Il est parfois plus facile de s’exprimer dans le secret des pages d’un cahier plutôt que de dire les émotions. Parfois elles sont trop difficiles à exprimer, trop violentes, trop intimes. Et pourtant, il faut les extérioriser pour garder son équilibre. Un trop plein d’amour, une colère, une énorme tristesse : nommer toutes ces sensations, les voir écrites permet vraiment de les regarder d’un autre angle, de les rendre matérielles et ensuite de les dompter.

Écrire : ça se fait presque n’importe quand et n’importe où. C’est s’offrir un temps pour soi, c’est se centrer sur ses sentiments et leur donner vie.

 

 

Exercice pratique :

Il vous faut un petit carnet et de quoi écrire.

Vous  êtes, là, maintenant, confronté à une situation qui vous rend triste et/ou en colère, vous êtes frustrés dans votre façon d’agir (c’est vrai que traiter son patron d’illustre andouille sur le coup d’une émotion peut coûter cher, appeler votre amoureux/se par d’innombrables noms d’oiseaux ne va pas apaiser le conflit, dénigrer votre belle-mère va rendre impossible les rencontres familiales…), donc bien que vous ne voulez pas vous taire, vous choisissez de ne pas répondre, ou vous êtes de nature à ne jamais répondre !

Inscrivez dans votre carnet ce que vous auriez envie de dire si aucune limite n’était (im)posée! Que ce soit injurieux, démesuré, totalement inapproprié n’a aucune importance. C’est dans votre carnet et nulle part ailleurs.

Ecrivez en « Je », ça vous responsabilise ! Donc pas de « Ma sœur est une casse-pied » mais « Je pense que ma sœur est une casse-pied » ; pas de « Mon patron n’a pas le droit de faire ça » mais « Je suis en colère parce que mon patron a fait ça ».  Si vous désirez inscrire ensuite, ce qui vous tenterait comme défouloir, allez-y, c’est fait pour ! Evaluer l’intensité de votre ressenti sur 10 (je pense qu’à ce moment-là, on n’est pas loin des  15 J )
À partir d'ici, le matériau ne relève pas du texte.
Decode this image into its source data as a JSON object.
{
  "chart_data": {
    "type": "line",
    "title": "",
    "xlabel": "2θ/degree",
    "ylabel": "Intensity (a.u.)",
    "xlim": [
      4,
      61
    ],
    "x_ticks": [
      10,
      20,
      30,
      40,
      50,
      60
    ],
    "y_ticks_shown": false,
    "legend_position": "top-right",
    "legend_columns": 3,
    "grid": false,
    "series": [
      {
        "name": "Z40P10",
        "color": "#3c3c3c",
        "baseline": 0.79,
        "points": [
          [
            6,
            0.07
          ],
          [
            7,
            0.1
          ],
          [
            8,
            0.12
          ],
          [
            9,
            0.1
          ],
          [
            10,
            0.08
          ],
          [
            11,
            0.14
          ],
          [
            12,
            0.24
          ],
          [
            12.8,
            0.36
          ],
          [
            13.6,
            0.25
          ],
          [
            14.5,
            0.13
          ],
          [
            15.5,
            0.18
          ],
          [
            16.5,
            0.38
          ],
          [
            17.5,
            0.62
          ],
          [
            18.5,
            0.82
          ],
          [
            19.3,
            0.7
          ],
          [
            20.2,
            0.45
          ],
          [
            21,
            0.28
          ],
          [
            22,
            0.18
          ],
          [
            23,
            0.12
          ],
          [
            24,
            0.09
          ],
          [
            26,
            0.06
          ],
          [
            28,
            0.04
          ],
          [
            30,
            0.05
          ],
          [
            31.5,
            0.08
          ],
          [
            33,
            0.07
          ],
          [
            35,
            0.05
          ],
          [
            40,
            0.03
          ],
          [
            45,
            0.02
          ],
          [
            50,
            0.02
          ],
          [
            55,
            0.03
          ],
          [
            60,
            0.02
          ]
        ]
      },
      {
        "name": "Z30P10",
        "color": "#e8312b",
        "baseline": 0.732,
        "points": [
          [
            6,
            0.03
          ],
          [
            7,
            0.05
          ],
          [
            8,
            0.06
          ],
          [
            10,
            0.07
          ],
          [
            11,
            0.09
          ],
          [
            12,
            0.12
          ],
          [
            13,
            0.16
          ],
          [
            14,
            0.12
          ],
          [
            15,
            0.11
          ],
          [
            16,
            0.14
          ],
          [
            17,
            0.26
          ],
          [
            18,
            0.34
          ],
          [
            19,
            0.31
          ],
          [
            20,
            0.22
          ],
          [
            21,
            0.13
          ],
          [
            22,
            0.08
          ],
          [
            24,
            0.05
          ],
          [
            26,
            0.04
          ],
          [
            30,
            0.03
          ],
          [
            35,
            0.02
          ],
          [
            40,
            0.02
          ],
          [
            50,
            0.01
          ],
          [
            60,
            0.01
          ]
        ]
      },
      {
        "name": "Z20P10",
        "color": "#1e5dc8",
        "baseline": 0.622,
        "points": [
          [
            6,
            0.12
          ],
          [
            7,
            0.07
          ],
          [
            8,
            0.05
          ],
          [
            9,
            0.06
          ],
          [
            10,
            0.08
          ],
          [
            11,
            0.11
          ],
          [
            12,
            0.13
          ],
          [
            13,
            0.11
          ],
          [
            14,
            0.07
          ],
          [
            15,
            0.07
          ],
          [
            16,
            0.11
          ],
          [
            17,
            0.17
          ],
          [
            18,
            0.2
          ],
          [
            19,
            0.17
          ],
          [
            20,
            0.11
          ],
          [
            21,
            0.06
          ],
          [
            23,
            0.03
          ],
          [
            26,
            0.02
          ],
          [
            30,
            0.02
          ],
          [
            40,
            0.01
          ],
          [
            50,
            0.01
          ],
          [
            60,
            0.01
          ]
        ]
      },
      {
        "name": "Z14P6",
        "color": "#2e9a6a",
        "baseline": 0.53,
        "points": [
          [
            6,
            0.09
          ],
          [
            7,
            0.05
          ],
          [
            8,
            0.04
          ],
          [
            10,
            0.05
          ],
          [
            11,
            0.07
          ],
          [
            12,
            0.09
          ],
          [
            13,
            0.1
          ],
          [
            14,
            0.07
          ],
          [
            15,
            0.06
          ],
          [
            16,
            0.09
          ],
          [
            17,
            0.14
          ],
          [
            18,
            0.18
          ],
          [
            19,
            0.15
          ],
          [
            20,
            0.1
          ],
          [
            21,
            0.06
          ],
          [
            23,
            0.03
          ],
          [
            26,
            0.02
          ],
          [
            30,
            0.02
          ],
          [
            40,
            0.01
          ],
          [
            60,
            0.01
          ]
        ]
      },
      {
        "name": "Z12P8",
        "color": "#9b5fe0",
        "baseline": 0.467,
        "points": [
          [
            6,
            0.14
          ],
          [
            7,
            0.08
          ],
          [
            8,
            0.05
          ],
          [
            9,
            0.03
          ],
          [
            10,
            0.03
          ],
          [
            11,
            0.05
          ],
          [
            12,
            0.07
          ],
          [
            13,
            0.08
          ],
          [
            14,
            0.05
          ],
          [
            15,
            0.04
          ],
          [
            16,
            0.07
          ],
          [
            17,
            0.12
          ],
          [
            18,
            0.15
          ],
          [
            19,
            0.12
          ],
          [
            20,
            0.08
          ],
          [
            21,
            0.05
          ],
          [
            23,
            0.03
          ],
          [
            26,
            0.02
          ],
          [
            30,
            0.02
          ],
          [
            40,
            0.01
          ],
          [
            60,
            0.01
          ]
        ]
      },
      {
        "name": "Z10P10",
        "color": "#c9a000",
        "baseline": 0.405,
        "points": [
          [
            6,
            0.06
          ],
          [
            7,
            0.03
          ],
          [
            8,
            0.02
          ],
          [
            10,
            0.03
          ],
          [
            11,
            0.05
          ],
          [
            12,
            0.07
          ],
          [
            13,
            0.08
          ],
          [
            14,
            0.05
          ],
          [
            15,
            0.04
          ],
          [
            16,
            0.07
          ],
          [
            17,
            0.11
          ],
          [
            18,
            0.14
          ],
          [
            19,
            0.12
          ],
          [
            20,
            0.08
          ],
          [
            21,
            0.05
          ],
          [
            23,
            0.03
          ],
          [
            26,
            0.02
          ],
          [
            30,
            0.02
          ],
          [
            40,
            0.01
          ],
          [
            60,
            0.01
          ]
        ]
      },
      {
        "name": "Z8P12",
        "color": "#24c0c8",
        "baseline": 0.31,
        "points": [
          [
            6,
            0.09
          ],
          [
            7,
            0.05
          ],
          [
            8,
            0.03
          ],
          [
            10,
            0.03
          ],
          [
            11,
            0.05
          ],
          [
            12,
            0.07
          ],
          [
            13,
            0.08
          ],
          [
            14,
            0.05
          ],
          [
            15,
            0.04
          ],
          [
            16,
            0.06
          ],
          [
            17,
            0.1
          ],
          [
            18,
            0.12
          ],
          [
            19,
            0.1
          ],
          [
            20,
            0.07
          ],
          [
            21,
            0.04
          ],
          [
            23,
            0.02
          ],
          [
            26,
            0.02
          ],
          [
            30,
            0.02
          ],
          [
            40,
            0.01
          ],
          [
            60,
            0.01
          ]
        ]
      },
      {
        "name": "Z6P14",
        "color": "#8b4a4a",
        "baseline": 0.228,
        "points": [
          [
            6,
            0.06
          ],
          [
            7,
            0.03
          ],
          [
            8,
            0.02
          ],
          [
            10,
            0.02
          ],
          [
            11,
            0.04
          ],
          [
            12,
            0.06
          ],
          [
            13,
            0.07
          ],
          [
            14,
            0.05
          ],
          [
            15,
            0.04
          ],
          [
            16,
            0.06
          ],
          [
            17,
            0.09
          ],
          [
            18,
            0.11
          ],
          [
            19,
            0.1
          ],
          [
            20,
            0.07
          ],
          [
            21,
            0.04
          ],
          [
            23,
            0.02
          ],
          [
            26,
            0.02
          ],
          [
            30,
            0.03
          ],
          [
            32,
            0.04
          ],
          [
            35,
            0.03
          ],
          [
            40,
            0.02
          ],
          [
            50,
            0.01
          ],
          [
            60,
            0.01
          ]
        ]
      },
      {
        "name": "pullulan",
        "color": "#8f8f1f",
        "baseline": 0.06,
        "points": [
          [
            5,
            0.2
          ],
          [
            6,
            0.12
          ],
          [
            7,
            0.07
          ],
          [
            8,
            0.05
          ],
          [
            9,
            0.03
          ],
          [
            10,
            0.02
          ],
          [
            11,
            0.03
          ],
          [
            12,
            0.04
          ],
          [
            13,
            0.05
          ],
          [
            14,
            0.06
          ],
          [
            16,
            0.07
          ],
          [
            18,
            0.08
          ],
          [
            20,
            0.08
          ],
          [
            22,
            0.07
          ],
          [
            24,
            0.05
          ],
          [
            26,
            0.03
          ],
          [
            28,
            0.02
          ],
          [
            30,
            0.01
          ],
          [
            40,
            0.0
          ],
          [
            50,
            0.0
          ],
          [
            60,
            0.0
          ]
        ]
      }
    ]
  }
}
Prenez le temps nécessaire à cette écriture, mais une fois les lignes lâchées, l’évaluation déterminée, il est important de s’occuper l’esprit à tout autre chose. Je sais, c’est difficile, on a tou(te)s tendance à ressasser et à ne pas sortir de la tension négative. Mais essayez ! Si les circonstances le permettent, lisez, regardez un film, faites un tour sur les réseaux sociaux (et non, vous n’y racontez pas votre malheur !!), ou faute de mieux, plongez-vous dans le boulot, mettez-y toute votre attention (c’est pour votre bien, et même si la cause de votre colère est votre boulot !).

Si vous avez vraiment agi comme cela, quelques heures plus tard, la pression ne peut que retomber. Vous ne serez sans doute pas moins contrarié(e)s, mais moins vulnérables. Vous atténuez le risque de paroles malheureuses et déplacées. Vous aurez pris de la hauteur face au conflit et vous l’aborderez plus sainement.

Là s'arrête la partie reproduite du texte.